LiDar Intensity for Improved Dection of inundation below the Forest Canopy

Authors: Lang, Megan; McCarty, Gregory

Submitted to: Wetlands
Publication Type: Peer Reviewed Journal
Publication Acceptance Date: 6/15/2009
Publication Date: 12/15/2009
Citation: Lang, M.W., McCarty, G.W. 2009. LiDar intensity for improved detection of inundation below the forest canopy. Wetlands. 29:1166-1178.
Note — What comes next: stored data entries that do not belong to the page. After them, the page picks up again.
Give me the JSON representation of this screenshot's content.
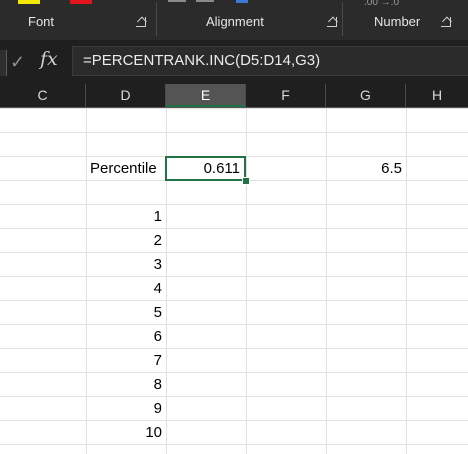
{
  "ribbon": {
    "groups": [
      {
        "label": "Font"
      },
      {
        "label": "Alignment"
      },
      {
        "label": "Number"
      }
    ],
    "number_format_hint": ".00  →.0"
  },
  "formula_bar": {
    "formula": "=PERCENTRANK.INC(D5:D14,G3)",
    "fx_symbol": "fx",
    "cancel_symbol": "✓"
  },
  "columns": [
    "C",
    "D",
    "E",
    "F",
    "G",
    "H"
  ],
  "selected_column": "E",
  "cells": {
    "D3": "Percentile",
    "E3": "0.611",
    "G3": "6.5",
    "data_list": [
      "1",
      "2",
      "3",
      "4",
      "5",
      "6",
      "7",
      "8",
      "9",
      "10"
    ]
  },
  "colors": {
    "selection": "#217346",
    "ribbon_bg": "#2b2b2b"
  }
}
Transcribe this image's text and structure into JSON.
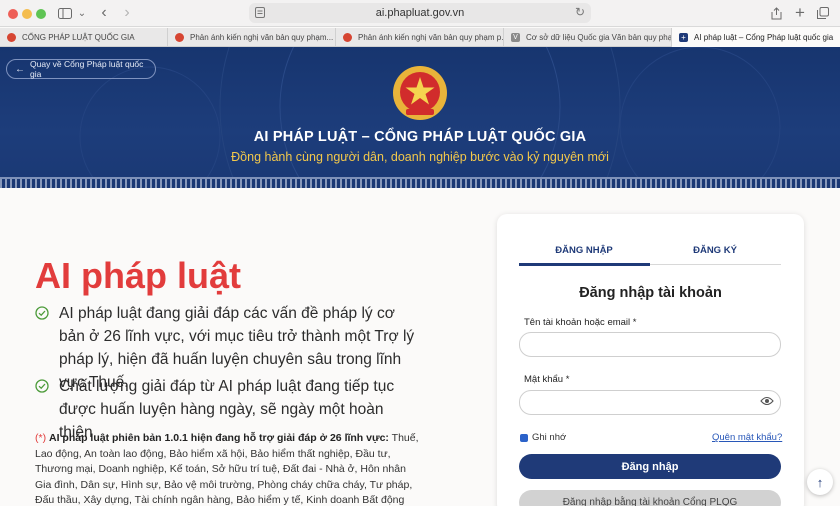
{
  "browser": {
    "url": "ai.phapluat.gov.vn",
    "tabs": [
      {
        "title": "CỔNG PHÁP LUẬT QUỐC GIA",
        "fav_color": "#d64532"
      },
      {
        "title": "Phản ánh kiến nghị văn bản quy phạm...",
        "fav_color": "#d64532"
      },
      {
        "title": "Phản ánh kiến nghị văn bản quy phạm p...",
        "fav_color": "#d64532"
      },
      {
        "title": "Cơ sở dữ liệu Quốc gia Văn bản quy phạ...",
        "fav_color": "#8a8a8a",
        "fav_letter": "V"
      },
      {
        "title": "AI pháp luật – Cổng Pháp luật quốc gia",
        "fav_color": "#1f3a78",
        "fav_letter": "+"
      }
    ]
  },
  "banner": {
    "back_label": "Quay về Cổng Pháp luật quốc gia",
    "title": "AI PHÁP LUẬT – CỔNG PHÁP LUẬT QUỐC GIA",
    "subtitle": "Đồng hành cùng người dân, doanh nghiệp bước vào kỷ nguyên mới"
  },
  "main": {
    "heading": "AI pháp luật",
    "bullets": [
      "AI pháp luật đang giải đáp các vấn đề pháp lý cơ bản ở 26 lĩnh vực, với mục tiêu trở thành một Trợ lý pháp lý, hiện đã huấn luyện chuyên sâu trong lĩnh vực Thuế.",
      "Chất lượng giải đáp từ AI pháp luật đang tiếp tục được huấn luyện hàng ngày, sẽ ngày một hoàn thiện."
    ],
    "note_star": "(*)",
    "note_bold": "AI pháp luật phiên bản 1.0.1 hiện đang hỗ trợ giải đáp ở 26 lĩnh vực:",
    "note_text": "Thuế, Lao động, An toàn lao động, Bảo hiểm xã hội, Bảo hiểm thất nghiệp, Đầu tư, Thương mại, Doanh nghiệp, Kế toán, Sở hữu trí tuệ, Đất đai - Nhà ở, Hôn nhân Gia đình, Dân sự, Hình sự, Bảo vệ môi trường, Phòng cháy chữa cháy, Tư pháp, Đấu thầu, Xây dựng, Tài chính ngân hàng, Bảo hiểm y tế, Kinh doanh Bất động sản, Hóa"
  },
  "login": {
    "tab_login": "ĐĂNG NHẬP",
    "tab_register": "ĐĂNG KÝ",
    "title": "Đăng nhập tài khoản",
    "username_label": "Tên tài khoản hoặc email *",
    "username_value": "",
    "password_label": "Mật khẩu *",
    "password_value": "",
    "remember_label": "Ghi nhớ",
    "forgot_label": "Quên mật khẩu?",
    "login_button": "Đăng nhập",
    "alt_button": "Đăng nhập bằng tài khoản Cổng PLQG"
  },
  "colors": {
    "brand_navy": "#1f3a78",
    "accent_red": "#e23c3c",
    "accent_gold": "#f3c84b"
  }
}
Interpretive Summary: Historically, the value of wetlands was largely unappreciated. Wetlands within the United States have been and are continuing to disappear at a rapid rate. Efforts are being made to conserve remaining wetlands and many policies have been adopted in support of this goal. To regulate the loss, preservation, and/or restoration of wetlands and to judge the effectiveness of these efforts in preserving associated ecosystem services, wetlands must be routinely monitored. Wetland hydrology (e.g., flooding) is the most important non-biologic factor controlling where wetlands are found and what process occur in wetlands, and should therefore be a vital part of any wetland mapping or monitoring program. Watershed-scale forested wetland hydrology has been difficult to study with conventional remote sensing methods and the collection of this information on the ground is cost prohibitive. However, this information is critical to informing the wetland regulation debate (e.g., which wetlands are protected under the Clean Water Act) ongoing within the federal government. Airborne Light Detection and Ranging (LiDAR) is a new and rapidly developing technology. LiDARs are active sensors, sending and receiving their own energy. LiDARs send out short pulses of energy and these pulses illuminate very small portions of the land’s surface. LiDAR data can be used to calculate precise locations (position and elevation). LiDAR data have mainly been used to derive information on elevation. However, the intensity (strength) of the signal used to derive information on elevation has the potential to significantly improve the ability to remotely monitor forested wetland hydrology. We demonstrate the ability to map wetland hydrology with greater than 96% accuracy using LiDAR intensity data. This method was found to be substantially more accurate than what could be obtained using traditional aerial photography. Our work demonstrated that LiDAR intensity data can be a key technology for addressing the regulatory status of wetlands and measuring the delivery of ecosystem services (e.g., flood water mitigation and the reduction of pollutants).

Technical Abstract: To regulate the loss, preservation, and/or restoration of wetlands and to judge the effectiveness of these regulatory efforts in preserving associated ecosystem services, wetlands must be routinely monitored. Wetland hydrology is the most important abiotic factor controlling wetland function and extent, and should therefore be a vital part of any wetland mapping or monitoring program. This information is critical to informing the wetland regulation debate (e.g., the impact of the “significant nexus” concept on the jurisdiction of the Clean Water Act) ongoing within the federal government. Broad-scale forested wetland hydrology has been difficult to study with conventional remote sensing methods and in situ data collection is resource prohibitive. Airborne Light Detection and Ranging (LiDAR) is a new and rapidly developing technology. LiDAR data have mainly been used to derive information on elevation. However, the intensity (amplitude) of the signal used to derive information on elevation has the potential to significantly improve the ability to remotely monitor forested wetland hydrology. Few studies have taken advantage of LiDAR intensity for image classification and none have demonstrated the ability of LiDAR intensity data to map and monitor hydrology in forested wetlands. A comparison between LiDAR intensity data collected during peak hydrologic expression in a series of forested wetlands on the Eastern Shore of Maryland and detailed in situ data demonstrate the strong potential of LiDAR intensity data for this application (>96% overall accuracy). The relative ability of LiDAR intensity data for forest hydrology mapping was compared with that of a false color near-infrared aerial photograph collected coincident with the LiDAR intensity (70% overall accuracy) – currently the most commonly used method for wetland mapping and a wetness index derived from a digital elevation model. The potential of LiDAR intensity data is strong for addressing the regulatory status of wetlands and measuring the delivery of ecosystem services.